When I took this gun out of the box, two years or so ago, it was the first time it had been out of it since it was purchased, the same way you got yours. Former owner seemed to think 1965. He has about 15 years on you, and lived to tell about the Battle off Samaar in WWII, but, his memory is a little fuzzy.
Mailman brought him a box with this gun.



The chokes are noted on the box as being Mod and Full. The marks from the proofhouse in VT tell a different story, however. They have the stamp of 2 and 3 stars, proofhouse speak for modified and improve modified. Francis Sell had very clear notions of what the bore of a 20 gauge gun should look like. His 1977 article spells out 1 1/2" forcing cones, 1 1/4" long chokes and .620 bores, about .005 overbore. The choke parallels were 1.110", and he was very specific about that. The barrels on my copy duplicate what he wrote, and are polished exceptionally fine, beautiful work on the interior polish and finish.

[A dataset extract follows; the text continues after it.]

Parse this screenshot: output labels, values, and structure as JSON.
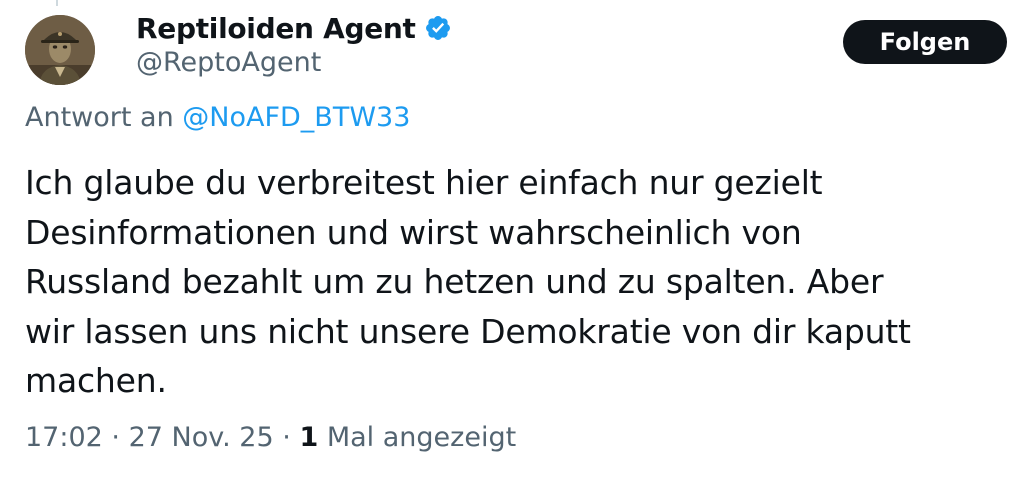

A copy of the 1968 Richland Arms catalog, featuring the 707:



The 20s were available with 30" tubes. The barrels on my gun measure
27 3/4", and, like yours, it comes in right around 6 1/4 lbs, not svelt for a 20, but, for one designed to launch 1 1/4 oz loads of bigger lead shot at waterfowl, probably realistic. I think it is just a few ozs heavier than my 16 gauge Nitro Special, but, that gun has 26" tubes. Neither gun is burdensome, IMHO.

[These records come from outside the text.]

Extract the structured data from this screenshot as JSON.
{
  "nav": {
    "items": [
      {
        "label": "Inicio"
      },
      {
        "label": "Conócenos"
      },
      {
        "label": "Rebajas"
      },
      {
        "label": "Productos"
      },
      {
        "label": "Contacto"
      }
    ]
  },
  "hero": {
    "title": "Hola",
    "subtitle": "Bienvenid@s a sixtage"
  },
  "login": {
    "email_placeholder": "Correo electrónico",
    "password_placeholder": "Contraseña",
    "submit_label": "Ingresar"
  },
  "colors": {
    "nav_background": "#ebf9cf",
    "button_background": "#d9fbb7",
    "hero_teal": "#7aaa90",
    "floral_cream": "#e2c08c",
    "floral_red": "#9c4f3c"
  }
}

By the time of the 1977 article, Mr. Sell had moved onto a Bernardelli two barrel set gun, with 28 and 30" tubes that he had restocked himself. It had a long, capped pistol grip, and a beavertail, very similar to the stocking of the Richland guns he wrote about earlier in his career.

It is common for people to contact me wanting to know more information on a French gun with no makers name on it. What is even a bit more odd is owning this gun, with both an importers name, and a manufacturers name on it, and finding not much about either. I can say for sure that a magazine writer somehow convinced an Italian firearms manufacturer to build 20 gauge 3" guns to his exact thoughts and then lent a hand to the importer handling the guns by doing some of the markerting.

If anyone has anything to add about the Richland Arms guns, I'd love to hear it. The model 200 Richland Arms guns in the same catalog ($50 cheaper than the Italian 707, not an insubstantial sum in the mid 1960s) were indeed available in 16 gauge, and I've never seen one. I have seen a Richland model 200 in 20 gauge with 22" factory barrels, and it was a fairly low quality piece.